Mamuju-Jurnaltivi.com-Terungkap proses pembebasan lahan untuk proyek pembangunan Lembaga Pemasyarakatan (Lapas) Kelas II Mamuju yang sementara dilakukan oleh Dinas Pemukiman dan Perumahan Rakyat (Perkim) Sulawesi Barat (Sulbar) diduga diinterpensi oleh Komisi III Sulbar. Hal itu terungkap dalam audiens yang dilakukan oleh pegiat anti korupsi dengan OPD Perkim, Senin (15/7/2024).
“Lahan yang di survei oleh pihak Dinas Perkim hanya ada satu lahan saja.

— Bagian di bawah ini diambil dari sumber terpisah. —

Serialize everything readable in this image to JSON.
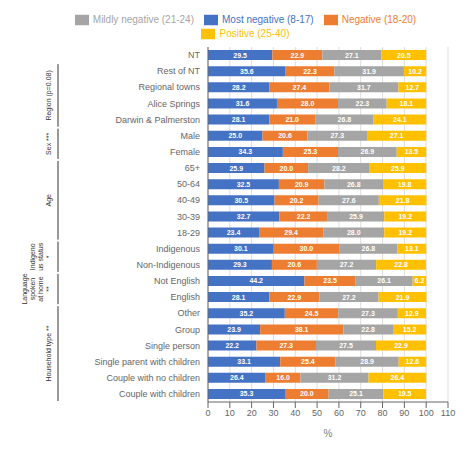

Padahal pihak Kementrian Hukum dan Ham (Kemenkumham) merekomendasikan 2 lahan untuk di survei oleh pihak Dinas Perkim Sulbar,” ungkap pegiat anti korupsi, Arman, saat dilangsungkan audiens dengan Kadis Perkim di Kantor Dinas Perkim.
Arman, menambahkan, lahan yang direkomendasikan oleh Kemenkumham ada 2 yakni lahan yang ada di dekat Bandara Tampapadang dengan lahan yang ada di Desa Tadui Kecamatan Mamuju.
“Pihak Perkim saat ini hanya melakukan survei pada lahan yang dekat dengan lahan Bandara Tampapadang. Lahan yang ada di Desa Tadui tidak dilakukan survei. Padahal lahan yang dekat bandara dilihat kurang layak,”jelas Arman.